Rufus's eyebrows went up in a way that clearly said "that's the stupidest shit I've ever heard." I saw him smirk as he brushed his blond bangs outta his eyes. They just fell right back. "No," he replied, "If there was, I would've told you." He paused, givin' me a condescending stare. "Your name is Reno Hsiang, isn't it?"

Now, it's weird enough when someone says my name the right way, since it's a butchering of Midgarian and Wutaiye, but that's just it. I'm half-an'-half, ya see. That's why I got slanty eyes and red hair. Pretty cool, huh? Anyway, what was even stranger that Rufus got my name right was that he knew my name at all. I'd never seen him before, or if I had, I obviously didn't remember where…and forgetting someone like him wouldn't have been too easy.

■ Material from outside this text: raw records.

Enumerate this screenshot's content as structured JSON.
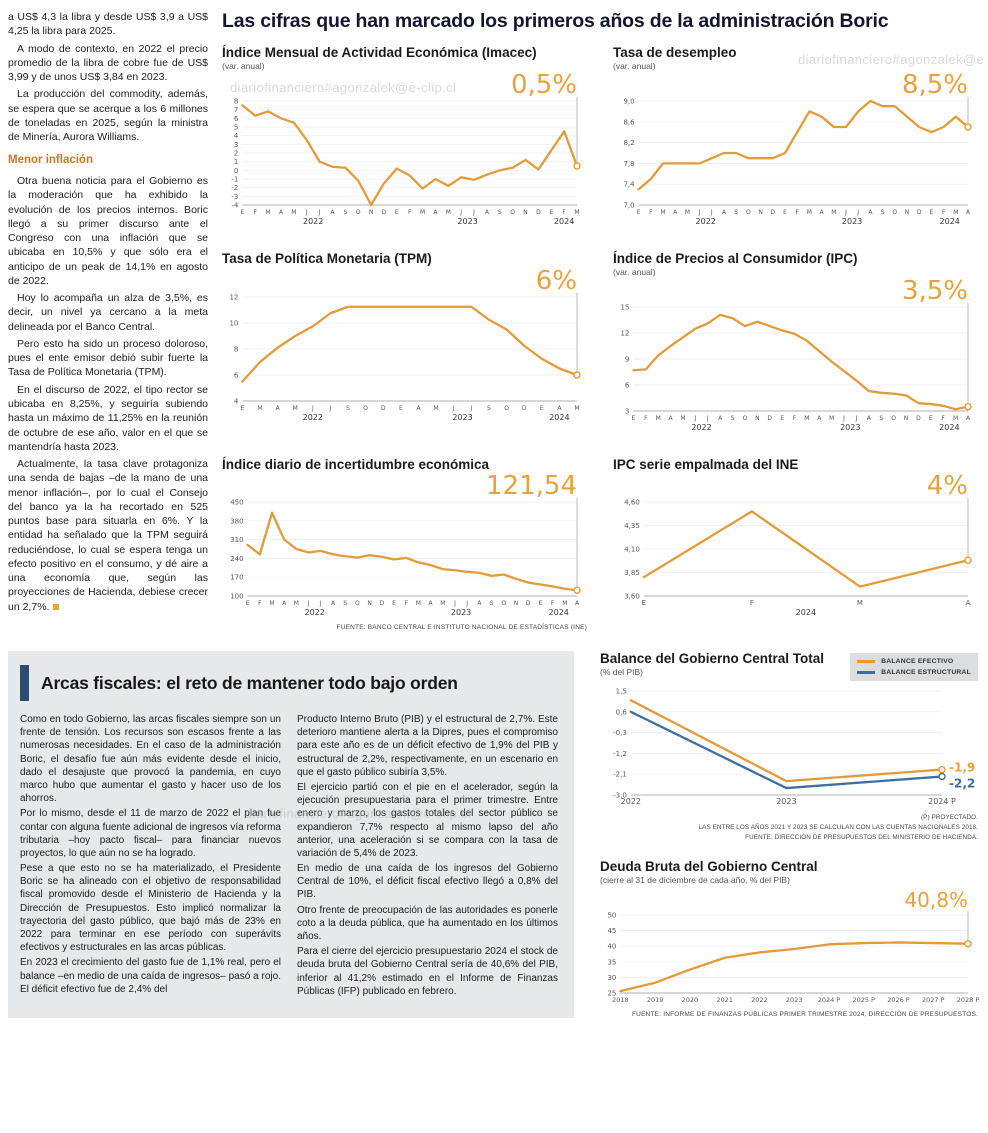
{
  "watermark": "diariofinanciero#agonzalek@e-clip.cl",
  "accent_orange": "#E29A3B",
  "accent_blue": "#3D6E9E",
  "main": {
    "headline": "Las cifras que han marcado los primeros años de la administración Boric"
  },
  "left_column": {
    "paragraphs": [
      "a US$ 4,3 la libra y desde US$ 3,9 a US$ 4,25 la libra para 2025.",
      "A modo de contexto, en 2022 el precio promedio de la libra de cobre fue de US$ 3,99 y de unos US$ 3,84 en 2023.",
      "La producción del commodity, además, se espera que se acerque a los 6 millones de toneladas en 2025, según la ministra de Minería, Aurora Williams."
    ],
    "subhead": "Menor inflación",
    "paragraphs2": [
      "Otra buena noticia para el Gobierno es la moderación que ha exhibido la evolución de los precios internos. Boric llegó a su primer discurso ante el Congreso con una inflación que se ubicaba en 10,5% y que sólo era el anticipo de un peak de 14,1% en agosto de 2022.",
      "Hoy lo acompaña un alza de 3,5%, es decir, un nivel ya cercano a la meta delineada por el Banco Central.",
      "Pero esto ha sido un proceso doloroso, pues el ente emisor debió subir fuerte la Tasa de Política Monetaria (TPM).",
      "En el discurso de 2022, el tipo rector se ubicaba en 8,25%, y seguiría subiendo hasta un máximo de 11,25% en la reunión de octubre de ese año, valor en el que se mantendría hasta 2023.",
      "Actualmente, la tasa clave protagoniza una senda de bajas –de la mano de una menor inflación–, por lo cual el Consejo del banco ya la ha recortado en 525 puntos base para situarla en 6%. Y la entidad ha señalado que la TPM seguirá reduciéndose, lo cual se espera tenga un efecto positivo en el consumo, y dé aire a una economía que, según las proyecciones de Hacienda, debiese crecer un 2,7%."
    ]
  },
  "bottom": {
    "title": "Arcas fiscales: el reto de mantener todo bajo orden",
    "col1": [
      "Como en todo Gobierno, las arcas fiscales siempre son un frente de tensión. Los recursos son escasos frente a las numerosas necesidades. En el caso de la administración Boric, el desafío fue aún más evidente desde el inicio, dado el desajuste que provocó la pandemia, en cuyo marco hubo que aumentar el gasto y hacer uso de los ahorros.",
      "Por lo mismo, desde el 11 de marzo de 2022 el plan fue contar con alguna fuente adicional de ingresos vía reforma tributaria –hoy pacto fiscal– para financiar nuevos proyectos, lo que aún no se ha logrado.",
      "Pese a que esto no se ha materializado, el Presidente Boric se ha alineado con el objetivo de responsabilidad fiscal promovido desde el Ministerio de Hacienda y la Dirección de Presupuestos. Esto implicó normalizar la trayectoria del gasto público, que bajó más de 23% en 2022 para terminar en ese período con superávits efectivos y estructurales en las arcas públicas.",
      "En 2023 el crecimiento del gasto fue de 1,1% real, pero el balance –en medio de una caída de ingresos– pasó a rojo. El déficit efectivo fue de 2,4% del"
    ],
    "col2": [
      "Producto Interno Bruto (PIB) y el estructural de 2,7%. Este deterioro mantiene alerta a la Dipres, pues el compromiso para este año es de un déficit efectivo de 1,9% del PIB y estructural de 2,2%, respectivamente, en un escenario en que el gasto público subiría 3,5%.",
      "El ejercicio partió con el pie en el acelerador, según la ejecución presupuestaria para el primer trimestre. Entre enero y marzo, los gastos totales del sector público se expandieron 7,7% respecto al mismo lapso del año anterior, una aceleración si se compara con la tasa de variación de 5,4% de 2023.",
      "En medio de una caída de los ingresos del Gobierno Central de 10%, el déficit fiscal efectivo llegó a 0,8% del PIB.",
      "Otro frente de preocupación de las autoridades es ponerle coto a la deuda pública, que ha aumentado en los últimos años.",
      "Para el cierre del ejercicio presupuestario 2024 el stock de deuda bruta del Gobierno Central sería de 40,6% del PIB, inferior al 41,2% estimado en el Informe de Finanzas Públicas (IFP) publicado en febrero."
    ]
  },
  "chart_data": [
    {
      "type": "line",
      "title": "Índice Mensual de Actividad Económica (Imacec)",
      "subtitle": "(var. anual)",
      "x_labels": [
        "E",
        "F",
        "M",
        "A",
        "M",
        "J",
        "J",
        "A",
        "S",
        "O",
        "N",
        "D",
        "E",
        "F",
        "M",
        "A",
        "M",
        "J",
        "J",
        "A",
        "S",
        "O",
        "N",
        "D",
        "E",
        "F",
        "M"
      ],
      "year_ticks": [
        {
          "label": "2022",
          "index": 5.5
        },
        {
          "label": "2023",
          "index": 17.5
        },
        {
          "label": "2024",
          "index": 25
        }
      ],
      "y_ticks": [
        "8",
        "7",
        "6",
        "5",
        "4",
        "3",
        "2",
        "1",
        "0",
        "-1",
        "-2",
        "-3",
        "-4"
      ],
      "ylim": [
        -4,
        8
      ],
      "x_label_size": 6,
      "series": [
        {
          "name": "Imacec",
          "color": "#E29A3B",
          "values": [
            7.5,
            6.3,
            6.8,
            6.0,
            5.5,
            3.5,
            1.0,
            0.4,
            0.3,
            -1.2,
            -4.0,
            -1.5,
            0.2,
            -0.6,
            -2.1,
            -1.0,
            -1.8,
            -0.8,
            -1.1,
            -0.5,
            0.0,
            0.3,
            1.2,
            0.1,
            2.3,
            4.5,
            0.5
          ]
        }
      ],
      "value_label": {
        "text": "0,5%",
        "color": "#E8A13C",
        "size": 26
      }
    },
    {
      "type": "line",
      "title": "Tasa de desempleo",
      "subtitle": "(var. anual)",
      "x_labels": [
        "E",
        "F",
        "M",
        "A",
        "M",
        "J",
        "J",
        "A",
        "S",
        "O",
        "N",
        "D",
        "E",
        "F",
        "M",
        "A",
        "M",
        "J",
        "J",
        "A",
        "S",
        "O",
        "N",
        "D",
        "E",
        "F",
        "M",
        "A"
      ],
      "year_ticks": [
        {
          "label": "2022",
          "index": 5.5
        },
        {
          "label": "2023",
          "index": 17.5
        },
        {
          "label": "2024",
          "index": 25.5
        }
      ],
      "y_ticks": [
        "9,0",
        "8,6",
        "8,2",
        "7,8",
        "7,4",
        "7,0"
      ],
      "ylim": [
        7.0,
        9.0
      ],
      "x_label_size": 6,
      "series": [
        {
          "name": "Desempleo",
          "color": "#E29A3B",
          "values": [
            7.3,
            7.5,
            7.8,
            7.8,
            7.8,
            7.8,
            7.9,
            8.0,
            8.0,
            7.9,
            7.9,
            7.9,
            8.0,
            8.4,
            8.8,
            8.7,
            8.5,
            8.5,
            8.8,
            9.0,
            8.9,
            8.9,
            8.7,
            8.5,
            8.4,
            8.5,
            8.7,
            8.5
          ]
        }
      ],
      "value_label": {
        "text": "8,5%",
        "color": "#E8A13C",
        "size": 26
      }
    },
    {
      "type": "line",
      "title": "Tasa de Política Monetaria (TPM)",
      "subtitle": "",
      "x_labels": [
        "E",
        "M",
        "A",
        "M",
        "J",
        "J",
        "S",
        "O",
        "D",
        "E",
        "A",
        "M",
        "J",
        "J",
        "S",
        "O",
        "D",
        "E",
        "A",
        "M"
      ],
      "year_ticks": [
        {
          "label": "2022",
          "index": 4
        },
        {
          "label": "2023",
          "index": 12.5
        },
        {
          "label": "2024",
          "index": 18
        }
      ],
      "y_ticks": [
        "12",
        "10",
        "8",
        "6",
        "4"
      ],
      "ylim": [
        4,
        12
      ],
      "x_label_size": 6,
      "series": [
        {
          "name": "TPM",
          "color": "#E29A3B",
          "values": [
            5.5,
            7.0,
            8.1,
            9.0,
            9.75,
            10.75,
            11.25,
            11.25,
            11.25,
            11.25,
            11.25,
            11.25,
            11.25,
            11.25,
            10.25,
            9.5,
            8.25,
            7.25,
            6.5,
            6.0
          ]
        }
      ],
      "value_label": {
        "text": "6%",
        "color": "#E8A13C",
        "size": 26
      }
    },
    {
      "type": "line",
      "title": "Índice de Precios al Consumidor (IPC)",
      "subtitle": "(var. anual)",
      "x_labels": [
        "E",
        "F",
        "M",
        "A",
        "M",
        "J",
        "J",
        "A",
        "S",
        "O",
        "N",
        "D",
        "E",
        "F",
        "M",
        "A",
        "M",
        "J",
        "J",
        "A",
        "S",
        "O",
        "N",
        "D",
        "E",
        "F",
        "M",
        "A"
      ],
      "year_ticks": [
        {
          "label": "2022",
          "index": 5.5
        },
        {
          "label": "2023",
          "index": 17.5
        },
        {
          "label": "2024",
          "index": 25.5
        }
      ],
      "y_ticks": [
        "15",
        "12",
        "9",
        "6",
        "3"
      ],
      "ylim": [
        3,
        15
      ],
      "x_label_size": 6,
      "series": [
        {
          "name": "IPC",
          "color": "#E29A3B",
          "values": [
            7.7,
            7.8,
            9.4,
            10.5,
            11.5,
            12.5,
            13.1,
            14.1,
            13.7,
            12.8,
            13.3,
            12.8,
            12.3,
            11.9,
            11.1,
            9.9,
            8.7,
            7.6,
            6.5,
            5.3,
            5.1,
            5.0,
            4.8,
            3.9,
            3.8,
            3.6,
            3.2,
            3.5
          ]
        }
      ],
      "value_label": {
        "text": "3,5%",
        "color": "#E8A13C",
        "size": 26
      }
    },
    {
      "type": "line",
      "title": "Índice diario de incertidumbre económica",
      "subtitle": "",
      "x_labels": [
        "E",
        "F",
        "M",
        "A",
        "M",
        "J",
        "J",
        "A",
        "S",
        "O",
        "N",
        "D",
        "E",
        "F",
        "M",
        "A",
        "M",
        "J",
        "J",
        "A",
        "S",
        "O",
        "N",
        "D",
        "E",
        "F",
        "M",
        "A"
      ],
      "year_ticks": [
        {
          "label": "2022",
          "index": 5.5
        },
        {
          "label": "2023",
          "index": 17.5
        },
        {
          "label": "2024",
          "index": 25.5
        }
      ],
      "y_ticks": [
        "450",
        "380",
        "310",
        "240",
        "170",
        "100"
      ],
      "ylim": [
        100,
        450
      ],
      "x_label_size": 6,
      "series": [
        {
          "name": "Incertidumbre",
          "color": "#E29A3B",
          "values": [
            290,
            255,
            410,
            310,
            275,
            262,
            268,
            255,
            248,
            243,
            252,
            246,
            236,
            242,
            225,
            215,
            200,
            196,
            190,
            186,
            175,
            180,
            164,
            150,
            143,
            136,
            127,
            121.54
          ]
        }
      ],
      "value_label": {
        "text": "121,54",
        "color": "#E8A13C",
        "size": 26
      },
      "source": "FUENTE: BANCO CENTRAL E INSTITUTO NACIONAL DE ESTADÍSTICAS (INE)"
    },
    {
      "type": "line",
      "title": "IPC serie empalmada del INE",
      "subtitle": "",
      "x_labels": [
        "E",
        "F",
        "M",
        "A"
      ],
      "year_ticks": [
        {
          "label": "2024",
          "index": 1.5
        }
      ],
      "y_ticks": [
        "4,60",
        "4,35",
        "4,10",
        "3,85",
        "3,60"
      ],
      "ylim": [
        3.6,
        4.6
      ],
      "x_label_size": 7,
      "series": [
        {
          "name": "IPC INE",
          "color": "#E29A3B",
          "values": [
            3.8,
            4.5,
            3.7,
            3.98
          ]
        }
      ],
      "value_label": {
        "text": "4%",
        "color": "#E8A13C",
        "size": 26
      }
    },
    {
      "type": "line",
      "title": "Balance del Gobierno Central Total",
      "subtitle": "(% del PIB)",
      "legend": [
        "BALANCE EFECTIVO",
        "BALANCE ESTRUCTURAL"
      ],
      "x_labels": [
        "2022",
        "2023",
        "2024 P"
      ],
      "y_ticks": [
        "1,5",
        "0,6",
        "-0,3",
        "-1,2",
        "-2,1",
        "-3,0"
      ],
      "ylim": [
        -3.0,
        1.5
      ],
      "x_label_size": 8,
      "series": [
        {
          "name": "Balance efectivo",
          "color": "#E29A3B",
          "values": [
            1.1,
            -2.4,
            -1.9
          ]
        },
        {
          "name": "Balance estructural",
          "color": "#3D6E9E",
          "values": [
            0.6,
            -2.7,
            -2.2
          ]
        }
      ],
      "end_labels": [
        {
          "text": "-1,9",
          "color": "#E8A13C",
          "series": 0,
          "dy": 2
        },
        {
          "text": "-2,2",
          "color": "#3D6E9E",
          "series": 1,
          "dy": 11
        }
      ],
      "notes": [
        "(P) PROYECTADO.",
        "LAS ENTRE LOS AÑOS 2021 Y 2023 SE CALCULAN CON LAS CUENTAS NACIONALES 2018.",
        "FUENTE: DIRECCIÓN DE PRESUPUESTOS DEL MINISTERIO DE HACIENDA."
      ]
    },
    {
      "type": "line",
      "title": "Deuda Bruta del Gobierno Central",
      "subtitle": "(cierre al 31 de diciembre de cada año, % del PIB)",
      "x_labels": [
        "2018",
        "2019",
        "2020",
        "2021",
        "2022",
        "2023",
        "2024 P",
        "2025 P",
        "2026 P",
        "2027 P",
        "2028 P"
      ],
      "y_ticks": [
        "50",
        "45",
        "40",
        "35",
        "30",
        "25"
      ],
      "ylim": [
        25,
        50
      ],
      "x_label_size": 6.5,
      "series": [
        {
          "name": "Deuda bruta",
          "color": "#E29A3B",
          "values": [
            25.6,
            28.3,
            32.5,
            36.3,
            38.0,
            39.1,
            40.6,
            41.0,
            41.2,
            41.0,
            40.8
          ]
        }
      ],
      "value_label": {
        "text": "40,8%",
        "color": "#E8A13C",
        "size": 20
      },
      "source": "FUENTE: INFORME DE FINANZAS PÚBLICAS PRIMER TRIMESTRE 2024, DIRECCIÓN DE PRESUPUESTOS."
    }
  ]
}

It's not like I thought Rufus was hot. It's just that he had a very superior air about him and wore all that white. He reminded me of a doctor or a priest or something. Those are the kind of people I try to avoid (them and the cops, that is) so…I have no idea where I'm goin' with this.

"That's me."

I like to keep things simple most o' the time.

That catty smirk stayed on his lips but there was some kinda serious look in his eyes. He wasn't just messin' with me; he wanted to talk with me about something important.

I bet you didn't know I'm so good at readin' people, huh?

Like right now, I can tell you're frustrated that I'm deviatin' from the subject. I'm gonna tell you straight up that this story o' mine isn't just about my little relationship with Rufus Shinra, whatever that relationship was. It's about the other people I worked with when I worked for him; Rude (yea, that's irony. He'd been workin' for Rufus for a while, durin' the time I'd been dealin' with gangs an' drugs an' all that), Elena, and Tseng (yeah, those people whose names I read on the tube. Once again, irony.)

All right, all right. Back to the tube, back to Rufus and his ridiculous hair. He slipped his hand into his breast pocket and produced a little, rectangular business card. "I'm Rufus Shinra. It's a pleasure to meet you," he said as he held the card out to me.

I thought it was really odd that some random fancy-ass business guy was givin' me his card and bein' all prim and proper. Still, I took the card and glanced down at it. For Rufus Shinra, it was pretty nondescript. It was white with red, italic font.

Rufus Shinra, Shin-Ra Electric Company

That's pretty much what it looked like. It was smart of him, I thought later, that he didn't put on there that he was the freakin' president's son.

"Uh…It's great to meet you an' all…But uh…What do you want with me?"

At that point in my life, I didn't know when to be blunt and when to be polite.

Rufus laughed. His voice reminded me of those television announcers who talk about the weather like it's a Goddamn comedy show. Ya know what I'm talkin' about, right? "Whoa, look at all that rain! It's gonna be a rainy day today! Hahaha!"

They're the only people who laugh like "hahaha," I used to think. Until I met Rufus, anyway. He laughed like "hahaha" too, but he sounded much more…genuine, I s'pose.

The tube doors shut before I could even get off at my stop. Rufus didn't seem too phased by that. I bet he knew that was where I usually got off at.

"You used to be a member of a street gang here in Midgar," he said as the tube took off again.

"How the fuck do you know that?" Once again, my severe lack of respect is astoundin', isn't it?

He laughed again. Hahaha. "I know a great deal about you, Mr. Hsiang," he said, sitting back down. Even when he was looking up at me, Rufus still made me feel like I was some itty bitty flea and he was some kinda god. How's that for an analogy?

I rolled my eyes. "I bet you do. Wanna tell me what's goin' on?" Patience wasn't something I had very much of.

"Shin-Ra Electric has taken an interest in you," Rufus said, lacin' his fingers together and stickin his hands on his knee. "You're in need of a job, aren't you? We'll pay you more than anyone else in this city." Anyone who spouts crap like that is always up to something.

But that's a story I'll have to save to finish tomorrow, huh? It's shorter than our last appointment, but don't worry. You'll find out more soon.